“Pienso en la combinación única de autodesprecio y dignidad de mi padre,
su elegancia, su carisma sin audacia, su caballerosidad de otra época y
su torre de trabajo”.

El hijo de Leonard Cohen se ha despedido con un epitafio en el que sobran los lugares comunes. El día después de muerto uno espera frotándose las manos frías, cerúleas e inservibles  el guión escrito por otros, y los cantantes de éxito algún panegírico en prensa como los muchos que se han publicado estos días firmados por expertos en Cohen. Todo el mundo sabe de Cohen, faltaría más. Y hay expertos a patadas. Al final, el éxito radica en que muchos se sientan propietarios de uno y en el fondo nadie te conozca. Inventar un personaje, alimentarlo morosamente a lo largo de los días, de los años, ponerse un sombrero bien calado y fumar con esa concentración suicida de los elegantes.

Autodesprecio y dignidad. O cómo caminar por un alambre. Carisma sin audacia. O cómo ser sin empeñarse en parecer y aglutinar voluntades y conseguir que las mujeres se desnuden en tu cuarto sin que se lo hayas pedido. Y componer una canción sobre la mamada que te hizo una artista maldita en un hotel puesta de heroína o de delirio (tremens).

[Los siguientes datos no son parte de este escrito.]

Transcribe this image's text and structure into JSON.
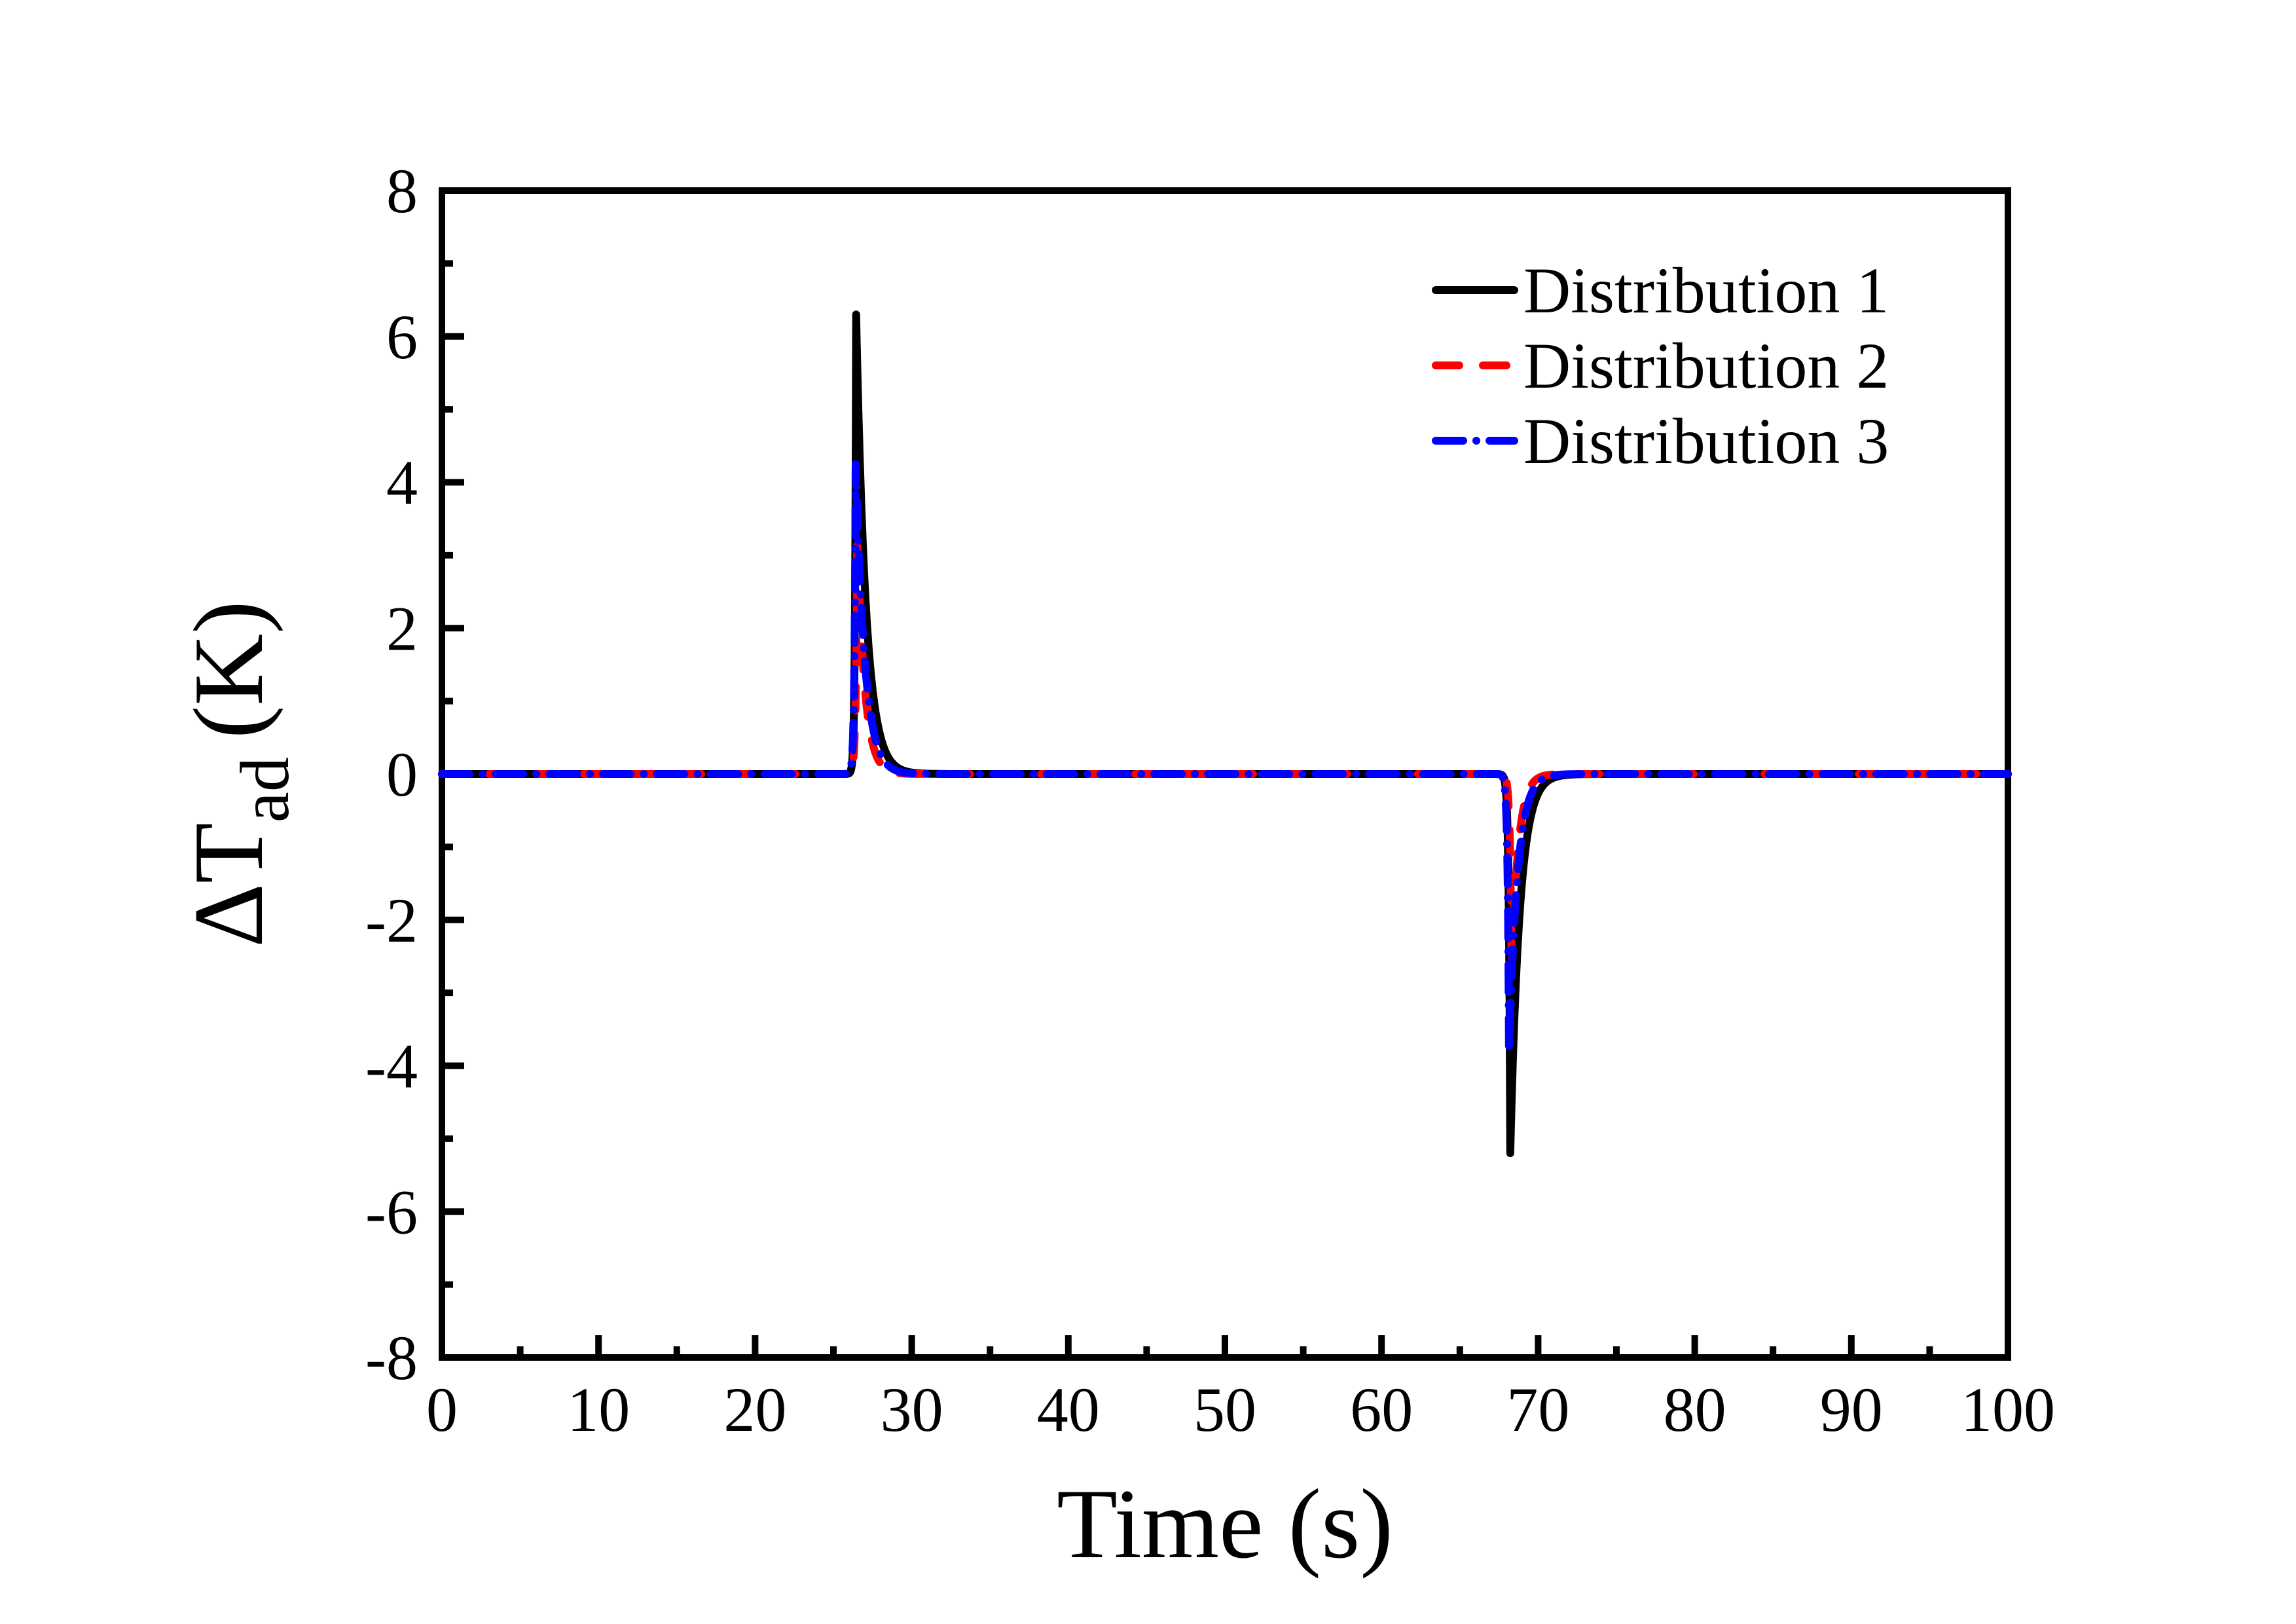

Y que encima te dé las gracias.

Hablo de la posteridad como postura sexual de kamasutra: de esa tontería  que a un muerto sólo le importa cuando está vivo. No hay más allá pero se nos escapa la ambición de poseerlo como otros ambicionan poseer una parcela en la Luna que no visitarán. Lo único que queda son las palabras (y las obras en contadas ocasiones. La omisión es pura muerte anticipada). Todo aquel que escribe cincela malamente su nombre en una de esas cumbres de la Luna que ayer lucía descarada y procaz como groupie desmelenada en un concierto.

Roberto Bolaño

Madrid alborotada celebraba mil eventos, porque el Otoño es pródigo en estrenos y se derrama. En la Fundación Amberes fui invitada a presentar el libro de Pilar Tena “La Embajadora” (Editorial Roca), junto con Juan Cruz -el hombre en España que lo hace todo y con la pasión desbordada del principiante- y Fernando Schwartz -embajador de porte y  fina estampa, coqueto y bienhumorado-. La autora, en un momento dado, afirmó que la debilidad de los hombres es el sexo. Alguien del público, un hombre extranjero, le preguntó cuál era la debilidad de las mujeres. “El romanticismo”, respondió ella después de un ínterin de duda.

Yo creo que la debilidad del hombre, y también de la mujer, es el poder. Y la vanidad. La posesión -también la física- es un estigma que no entiende de géneros, aunque al hombre se le ha permitido y alentado y en la mujer es la diana perfecta para que otros disparen. Hay quien se lleva a la chica al hotel -y no te miro a ti, Leonard Cohen- para que ella le recuerde su hombría hincada de rodillas en la moqueta de la suite. Hay quien no se reconoce si no es en la pupila del otro, de la otra. Y mejor de rodillas que en decúbito supino. Y correrse visto así es reconocerse.

Hoy es martes y desperté abriendo un Bolaño al azar y estrenando una silla con ilusión de estreno de zapatos en la infancia.  El hombre era un feo que seducía a las mujeres con palabras, con el relato vibrante de chismes, con la mirada huérfana del raro con posibilidades una vez que te arrastra a su motel.

“Cuando Rosa le pregunto por qué la había llevado a un lugar así, el típico lugar al que los ricos traían a sus putas, Chucho Flores, tras reflexionar un rato, le dijo que por los espejos. La manera de decirlo fue como si le pidieran perdón. Después la desnudó y follaron en la cama y sobre la moqueta” (Roberto Bolaño. 2666).

Con mucho menos Leonard Cohen habría escrito un hit. Autodespreciativo y digno. Elegante y cargado de fluidos.